Friday, November 7, 2025
Friday, November 7, 2025

BUT CAN THEY AFFORD IT?: ‘Buy now, pay later’ users surge in US

When Leondra Garrett wanted to stock up on three new pairs of shoes early last year, the North Carolina resident split a $161 online purchase into four installments through a “buy now, pay later” service, in what seemed like a convenient deal.

Now, she admits she should have read the small print about missed payments.

When the buy now, pay later (BNPL) provider tried to withdraw a payment from Garrett’s bank account a few months later, she didn’t have enough funds to cover it. Soon after, the 42-year-old was charged $40 in penalties and her credit score dropped 10 points to 650, a reading generally classified as ‘fair’.

“It’s important for consumers to always read the fine print and we don’t always do it,” said Garrett, a community organizer from Charlotte.

So-called buy now, pay later services – offered by providers such as Affirm Holdings Inc, Klarna, Afterpay Ltd and PayPal Holding Inc’s “Pay In 4” – have blossomed across retail websites during the coronavirus pandemic as people have turned more to shopping online.

Yet the ease with which many shoppers can make purchases is worrying some regulators around the world, who fear consumers may be spending more than they can afford.

Nearly 40 percent of US consumers who used “buy now, pay later” have missed more than one payment, and 72 percent of those saw their credit score decline, according to a study by Credit Karma, which offers customers credit score checking for free.

The study, conducted for Reuters, surveyed 1,038 adult consumers in the United States to gauge interest in “buy now, pay later” and found 42 percent of respondents had used the service before.

“The percentage of consumers missing payments is remarkable and not as low as you would expect,” said Gannesh Bharadhwaj, general manager for credit cards at Credit Karma.
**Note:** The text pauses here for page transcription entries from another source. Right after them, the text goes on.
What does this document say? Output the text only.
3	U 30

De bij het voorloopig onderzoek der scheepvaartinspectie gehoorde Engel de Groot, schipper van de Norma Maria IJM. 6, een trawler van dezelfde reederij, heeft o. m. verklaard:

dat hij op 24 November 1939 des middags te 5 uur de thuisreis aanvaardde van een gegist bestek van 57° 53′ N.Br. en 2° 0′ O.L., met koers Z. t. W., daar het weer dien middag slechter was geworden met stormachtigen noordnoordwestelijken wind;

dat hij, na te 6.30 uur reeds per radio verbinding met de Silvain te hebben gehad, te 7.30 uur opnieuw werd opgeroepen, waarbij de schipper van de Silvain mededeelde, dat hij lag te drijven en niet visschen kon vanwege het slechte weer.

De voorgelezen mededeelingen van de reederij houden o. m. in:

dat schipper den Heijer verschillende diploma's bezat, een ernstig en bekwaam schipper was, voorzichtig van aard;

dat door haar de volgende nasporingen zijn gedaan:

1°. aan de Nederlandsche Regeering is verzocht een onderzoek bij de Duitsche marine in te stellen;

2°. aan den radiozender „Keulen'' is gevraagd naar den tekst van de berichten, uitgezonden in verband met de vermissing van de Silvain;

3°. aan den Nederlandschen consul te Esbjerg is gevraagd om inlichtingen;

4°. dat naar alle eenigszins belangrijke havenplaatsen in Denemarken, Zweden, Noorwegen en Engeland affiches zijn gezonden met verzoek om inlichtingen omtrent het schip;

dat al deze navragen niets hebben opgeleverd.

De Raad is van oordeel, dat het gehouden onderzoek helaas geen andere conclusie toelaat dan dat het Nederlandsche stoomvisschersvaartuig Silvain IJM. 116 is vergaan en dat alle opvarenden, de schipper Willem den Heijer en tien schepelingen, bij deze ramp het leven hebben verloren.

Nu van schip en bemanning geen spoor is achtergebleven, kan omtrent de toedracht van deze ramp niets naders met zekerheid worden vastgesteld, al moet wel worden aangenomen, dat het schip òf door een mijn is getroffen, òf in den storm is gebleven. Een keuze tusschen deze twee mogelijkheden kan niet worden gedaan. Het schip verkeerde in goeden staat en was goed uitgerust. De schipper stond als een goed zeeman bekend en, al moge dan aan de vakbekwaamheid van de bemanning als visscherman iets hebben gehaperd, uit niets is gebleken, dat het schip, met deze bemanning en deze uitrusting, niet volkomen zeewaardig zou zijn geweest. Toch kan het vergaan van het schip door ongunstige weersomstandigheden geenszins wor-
“When you make something so convenient, people may not be really thinking, ‘Do I have the budget? Can I afford this payment?’ You get more of that impulse-shopping behavior that leads to realizing they may not be able to make the payment.”

A lower credit score signals to lenders that a consumer may be higher risk and makes it harder for the consumer to borrow, whether to secure a mortgage or a new credit card. It can even make it more difficult for a consumer to set up utility accounts or find housing, as landlords will generally conduct credit score checks before renting out apartments.

Management consultants Oliver Wyman estimate BNPL firms facilitated between $20 billion-25 billion in transactions in the United States last year, although analyst estimates on the size of the BNPL industry vary because it is relatively new and some of the companies are private. Individually, they described explosive growth last year as their services became more prevalent.

Australia-based Afterpay said it saw active US customers more than double to 6.5 million in the fiscal year ended June 30, 2020, and its sales more than tripled in the July-September quarter from a year earlier.

Over half of Afterpay’s customers in the United States are millennials, aged 25 to 40 yearsold, it said.

BNPL models vary, with some companies earning most profits by collecting fees from merchants at the point of sale, and others charging interest and late fees to consumers. They say their services help merchants to boost sales and consumers to buy things they need, and cause less financial damage than credit cards because of restrictions they impose.

Nonetheless, regulators in Britain and Australia are reviewing or tightening rules around the industry. BNPL service providers, classified as fintech companies, should be subject to stricter rules more like banks, some regulators say.